Тем не менее, он был довольно крутым, и дорога на всем своем протяжении тянулась серпантином, чтобы сохранять уклон в пределах допустимого. Сверху все это хорошо видно, тысячи петель, уходящих змейками по гребню, словно желтая нить, прошившая пятнистый оранжевый ковер.

Бун ехал по этой чудо-дороге осторожно, поворачивая руль марсохода то вправо, то влево, снова и снова, раз за разом, пока ему не пришлось остановиться, чтобы дать рукам отдохнуть, а заодно посмотреть назад и вверх на южную стену, которую оставил за спиной. Она действительно выглядела крутой и была усеяна узором бороздок, оставленных ветрами. После этого он проехал еще полчаса, делая виражи то влево, то вправо, снова и снова, пока дорога, наконец, не потянулась вниз по вершине ровного гребня, доходящего до самого дна каньона. Внизу стояло несколько транспортных средств.

Как выяснилось, здесь находилась швейцарская команда, только что завершившая строительство дороги, и он заночевал с ними. В группе было человек восемьдесят — в основном молодых, женатых, говорящих на немецком и итальянском языках и, к счастью для него, на английском — причем с несколькими разными акцентами. С ними были дети, кошки и мобильная теплица, где росло полно трав и садовых овощей. Вскоре они уедут, как цыгане, караваном, состоящим преимущественно из землеройных машин. Они собирались двигаться к западному концу каньона, чтобы проложить дорогу через Лабиринт Ночи к восточной окраине Фарсиды. Затем планировалось строительство новых дорог — вероятно, на купол Фарсида между горами Арсия и Павлина и еще одна к северу от Эхо-Оверлука. Они еще не знали этого наверняка, и Буна удивило то, что им все равно — они собирались провести остатки своих жизней, строя дороги, и им было неважно, которая станет следующей. Действительно бродячие цыгане.

Они убедились, что каждый ребенок пожал Джону руку, а после ужина Бун произнес короткую речь, как всегда, бессвязную, об их новой жизни на Марсе.

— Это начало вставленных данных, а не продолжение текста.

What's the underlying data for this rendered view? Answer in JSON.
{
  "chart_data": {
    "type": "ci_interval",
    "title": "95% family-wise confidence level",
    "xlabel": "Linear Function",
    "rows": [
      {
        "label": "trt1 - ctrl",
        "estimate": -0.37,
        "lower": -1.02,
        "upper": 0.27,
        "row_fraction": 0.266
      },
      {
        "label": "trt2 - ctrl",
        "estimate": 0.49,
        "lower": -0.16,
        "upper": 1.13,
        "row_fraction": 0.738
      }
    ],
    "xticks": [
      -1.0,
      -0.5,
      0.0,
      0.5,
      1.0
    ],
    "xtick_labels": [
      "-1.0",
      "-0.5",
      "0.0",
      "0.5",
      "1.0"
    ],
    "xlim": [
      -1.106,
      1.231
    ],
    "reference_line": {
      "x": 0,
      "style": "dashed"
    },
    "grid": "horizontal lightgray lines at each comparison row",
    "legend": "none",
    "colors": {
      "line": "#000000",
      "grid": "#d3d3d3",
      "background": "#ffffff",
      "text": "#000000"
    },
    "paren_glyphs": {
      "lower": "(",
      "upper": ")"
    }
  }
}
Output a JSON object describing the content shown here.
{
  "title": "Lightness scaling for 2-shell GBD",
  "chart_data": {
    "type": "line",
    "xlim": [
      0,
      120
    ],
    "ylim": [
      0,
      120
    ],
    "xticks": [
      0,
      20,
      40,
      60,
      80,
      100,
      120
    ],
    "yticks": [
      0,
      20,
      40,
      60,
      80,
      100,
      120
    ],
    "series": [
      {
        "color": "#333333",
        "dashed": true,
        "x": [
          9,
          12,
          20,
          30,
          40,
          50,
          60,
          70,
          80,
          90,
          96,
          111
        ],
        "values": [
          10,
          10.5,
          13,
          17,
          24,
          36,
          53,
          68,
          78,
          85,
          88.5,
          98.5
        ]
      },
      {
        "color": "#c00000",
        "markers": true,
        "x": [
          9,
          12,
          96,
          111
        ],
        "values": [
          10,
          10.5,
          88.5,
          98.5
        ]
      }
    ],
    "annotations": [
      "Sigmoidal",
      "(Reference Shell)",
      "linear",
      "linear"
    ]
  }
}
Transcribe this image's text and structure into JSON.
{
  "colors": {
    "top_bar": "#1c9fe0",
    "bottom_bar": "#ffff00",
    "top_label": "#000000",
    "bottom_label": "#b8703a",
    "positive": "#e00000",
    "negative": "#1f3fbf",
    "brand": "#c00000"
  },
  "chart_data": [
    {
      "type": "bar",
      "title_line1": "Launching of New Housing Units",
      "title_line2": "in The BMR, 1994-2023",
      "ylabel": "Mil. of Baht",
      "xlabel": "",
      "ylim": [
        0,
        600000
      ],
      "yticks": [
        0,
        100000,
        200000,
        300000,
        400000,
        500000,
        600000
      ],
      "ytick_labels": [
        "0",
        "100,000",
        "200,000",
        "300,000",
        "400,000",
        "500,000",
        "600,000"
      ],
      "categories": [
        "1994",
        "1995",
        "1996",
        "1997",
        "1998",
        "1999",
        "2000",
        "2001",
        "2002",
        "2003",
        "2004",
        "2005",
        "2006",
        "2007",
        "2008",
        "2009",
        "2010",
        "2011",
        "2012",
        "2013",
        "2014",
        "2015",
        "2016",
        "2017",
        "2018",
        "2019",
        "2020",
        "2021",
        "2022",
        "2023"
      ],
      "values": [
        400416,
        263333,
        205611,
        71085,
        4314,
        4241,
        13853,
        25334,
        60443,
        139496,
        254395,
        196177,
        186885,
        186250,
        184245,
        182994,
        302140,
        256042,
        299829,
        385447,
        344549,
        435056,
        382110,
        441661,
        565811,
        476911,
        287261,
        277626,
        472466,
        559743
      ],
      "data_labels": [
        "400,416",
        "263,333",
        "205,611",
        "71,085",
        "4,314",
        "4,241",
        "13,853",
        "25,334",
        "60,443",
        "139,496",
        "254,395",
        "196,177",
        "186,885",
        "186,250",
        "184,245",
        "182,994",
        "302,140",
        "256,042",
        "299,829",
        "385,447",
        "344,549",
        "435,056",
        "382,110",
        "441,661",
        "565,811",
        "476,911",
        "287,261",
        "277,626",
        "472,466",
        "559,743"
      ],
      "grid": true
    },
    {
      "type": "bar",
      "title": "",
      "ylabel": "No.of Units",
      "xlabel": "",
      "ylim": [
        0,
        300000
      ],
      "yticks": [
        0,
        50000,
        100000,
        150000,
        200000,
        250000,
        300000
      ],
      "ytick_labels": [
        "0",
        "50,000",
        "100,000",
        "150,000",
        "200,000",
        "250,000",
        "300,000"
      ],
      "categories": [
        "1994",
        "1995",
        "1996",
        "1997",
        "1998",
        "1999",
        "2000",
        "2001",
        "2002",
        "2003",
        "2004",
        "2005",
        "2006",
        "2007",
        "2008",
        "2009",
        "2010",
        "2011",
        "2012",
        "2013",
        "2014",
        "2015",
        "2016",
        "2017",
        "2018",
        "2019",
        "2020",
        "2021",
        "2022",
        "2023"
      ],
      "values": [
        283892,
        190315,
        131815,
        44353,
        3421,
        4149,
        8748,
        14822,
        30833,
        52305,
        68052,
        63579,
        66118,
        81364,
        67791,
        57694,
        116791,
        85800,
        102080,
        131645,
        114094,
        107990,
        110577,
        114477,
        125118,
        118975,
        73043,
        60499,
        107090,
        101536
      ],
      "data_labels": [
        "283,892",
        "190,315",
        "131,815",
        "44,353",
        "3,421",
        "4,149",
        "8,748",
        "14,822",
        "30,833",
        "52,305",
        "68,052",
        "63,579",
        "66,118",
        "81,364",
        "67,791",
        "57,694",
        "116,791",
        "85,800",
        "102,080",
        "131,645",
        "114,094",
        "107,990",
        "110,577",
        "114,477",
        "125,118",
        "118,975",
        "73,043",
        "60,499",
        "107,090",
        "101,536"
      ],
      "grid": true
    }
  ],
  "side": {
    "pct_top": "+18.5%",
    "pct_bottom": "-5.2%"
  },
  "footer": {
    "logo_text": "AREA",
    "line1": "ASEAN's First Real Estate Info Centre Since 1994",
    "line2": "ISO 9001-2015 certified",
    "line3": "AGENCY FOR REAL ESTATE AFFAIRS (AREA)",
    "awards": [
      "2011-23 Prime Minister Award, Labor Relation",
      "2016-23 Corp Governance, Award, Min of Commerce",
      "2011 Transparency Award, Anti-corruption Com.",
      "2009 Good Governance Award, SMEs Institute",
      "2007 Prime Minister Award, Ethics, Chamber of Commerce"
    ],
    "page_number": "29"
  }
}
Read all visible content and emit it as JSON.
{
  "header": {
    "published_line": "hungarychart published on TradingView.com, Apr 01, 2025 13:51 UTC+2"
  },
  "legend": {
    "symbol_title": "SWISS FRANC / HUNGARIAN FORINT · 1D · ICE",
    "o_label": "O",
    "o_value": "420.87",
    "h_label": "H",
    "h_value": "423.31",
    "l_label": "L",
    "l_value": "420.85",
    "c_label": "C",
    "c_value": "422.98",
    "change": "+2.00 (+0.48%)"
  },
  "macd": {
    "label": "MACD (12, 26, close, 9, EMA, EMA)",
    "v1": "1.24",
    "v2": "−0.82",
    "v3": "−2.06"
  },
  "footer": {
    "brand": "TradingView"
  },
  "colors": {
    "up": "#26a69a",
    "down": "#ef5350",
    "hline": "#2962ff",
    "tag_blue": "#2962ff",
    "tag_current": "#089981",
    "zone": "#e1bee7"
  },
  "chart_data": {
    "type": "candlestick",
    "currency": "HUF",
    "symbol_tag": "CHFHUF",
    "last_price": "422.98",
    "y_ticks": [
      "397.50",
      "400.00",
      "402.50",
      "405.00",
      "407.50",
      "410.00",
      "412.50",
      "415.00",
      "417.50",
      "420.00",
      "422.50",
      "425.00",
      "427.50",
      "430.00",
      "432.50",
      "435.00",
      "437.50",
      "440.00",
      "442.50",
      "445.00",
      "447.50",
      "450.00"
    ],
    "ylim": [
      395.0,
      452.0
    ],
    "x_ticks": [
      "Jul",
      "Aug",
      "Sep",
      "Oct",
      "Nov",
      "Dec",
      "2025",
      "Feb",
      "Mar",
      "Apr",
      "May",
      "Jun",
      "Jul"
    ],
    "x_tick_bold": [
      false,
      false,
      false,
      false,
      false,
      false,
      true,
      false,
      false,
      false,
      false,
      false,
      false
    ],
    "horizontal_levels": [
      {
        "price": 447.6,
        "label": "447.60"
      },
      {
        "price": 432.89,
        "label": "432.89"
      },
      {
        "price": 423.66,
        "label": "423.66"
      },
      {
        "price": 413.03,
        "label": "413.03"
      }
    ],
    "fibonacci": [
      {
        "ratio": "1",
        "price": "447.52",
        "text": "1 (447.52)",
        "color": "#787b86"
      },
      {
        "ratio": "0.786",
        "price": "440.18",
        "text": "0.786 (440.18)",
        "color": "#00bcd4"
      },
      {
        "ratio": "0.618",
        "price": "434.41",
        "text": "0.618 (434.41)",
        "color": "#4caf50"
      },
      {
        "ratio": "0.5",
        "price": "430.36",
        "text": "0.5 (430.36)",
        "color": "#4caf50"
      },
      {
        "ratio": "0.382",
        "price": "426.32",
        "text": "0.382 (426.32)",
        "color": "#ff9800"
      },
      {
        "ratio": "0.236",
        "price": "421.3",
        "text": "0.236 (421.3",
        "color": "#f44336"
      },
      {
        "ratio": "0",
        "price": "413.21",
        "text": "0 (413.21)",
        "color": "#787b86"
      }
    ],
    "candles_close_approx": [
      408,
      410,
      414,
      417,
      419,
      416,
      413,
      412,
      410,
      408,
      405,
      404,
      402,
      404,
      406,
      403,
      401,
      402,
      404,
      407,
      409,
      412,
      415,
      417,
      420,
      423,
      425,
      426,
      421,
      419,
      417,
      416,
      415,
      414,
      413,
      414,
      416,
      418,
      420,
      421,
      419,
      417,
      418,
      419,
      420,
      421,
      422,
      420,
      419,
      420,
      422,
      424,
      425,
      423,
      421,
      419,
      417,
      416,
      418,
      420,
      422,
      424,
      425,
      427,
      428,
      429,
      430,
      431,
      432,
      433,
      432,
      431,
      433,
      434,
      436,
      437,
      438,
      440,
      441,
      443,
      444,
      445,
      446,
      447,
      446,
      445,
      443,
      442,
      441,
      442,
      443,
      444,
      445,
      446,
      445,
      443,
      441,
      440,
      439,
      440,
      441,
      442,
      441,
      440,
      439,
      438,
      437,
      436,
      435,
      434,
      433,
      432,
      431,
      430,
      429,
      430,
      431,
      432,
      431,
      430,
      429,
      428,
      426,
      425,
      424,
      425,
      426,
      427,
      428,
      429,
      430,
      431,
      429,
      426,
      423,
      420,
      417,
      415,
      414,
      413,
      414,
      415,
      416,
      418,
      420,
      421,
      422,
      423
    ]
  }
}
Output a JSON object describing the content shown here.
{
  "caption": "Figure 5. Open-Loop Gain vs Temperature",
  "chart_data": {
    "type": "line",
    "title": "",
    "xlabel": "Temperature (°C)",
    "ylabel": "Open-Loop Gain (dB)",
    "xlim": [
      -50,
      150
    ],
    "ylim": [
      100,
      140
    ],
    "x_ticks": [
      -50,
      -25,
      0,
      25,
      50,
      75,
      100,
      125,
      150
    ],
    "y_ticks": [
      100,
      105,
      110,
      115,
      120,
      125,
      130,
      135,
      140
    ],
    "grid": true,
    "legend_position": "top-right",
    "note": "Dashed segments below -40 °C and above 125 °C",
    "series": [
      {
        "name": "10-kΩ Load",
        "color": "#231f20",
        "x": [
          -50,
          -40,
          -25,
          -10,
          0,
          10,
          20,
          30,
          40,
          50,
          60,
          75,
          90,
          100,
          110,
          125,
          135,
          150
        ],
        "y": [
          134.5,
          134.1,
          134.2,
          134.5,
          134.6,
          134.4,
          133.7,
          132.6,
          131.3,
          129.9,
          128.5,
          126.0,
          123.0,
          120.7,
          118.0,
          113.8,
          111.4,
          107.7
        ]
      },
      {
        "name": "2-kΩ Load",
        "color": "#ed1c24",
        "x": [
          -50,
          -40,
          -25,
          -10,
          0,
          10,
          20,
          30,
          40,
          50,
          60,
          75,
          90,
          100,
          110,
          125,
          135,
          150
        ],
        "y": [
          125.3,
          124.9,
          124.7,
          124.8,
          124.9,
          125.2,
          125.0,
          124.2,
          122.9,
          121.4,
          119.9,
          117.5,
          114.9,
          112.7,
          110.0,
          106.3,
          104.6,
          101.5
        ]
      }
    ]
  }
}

— Когда я вижу вас, ребята, здесь, я становлюсь по-настоящему счастливым, потому что это часть новой модели жизни, у нас есть шанс создать здесь новое общество, все меняется на техническом уровне, и на социальном должно также меняться. Я не очень хорошо себе представляю, каким будет новое общество, не так просто такое представить, но я знаю, что оно будет, и думаю, вы и все другие небольшие группы, живущие на поверхности, уже постигают это на практике. И я, глядя на вас, могу уже догадываться, каким вы его создадите.

Это было правдой, хотя он просто ходил вокруг да около темы, играя на ассоциациях, выдергивая все, что застряло у него в мыслях. А они слушали, сияя глазами в свете ламп.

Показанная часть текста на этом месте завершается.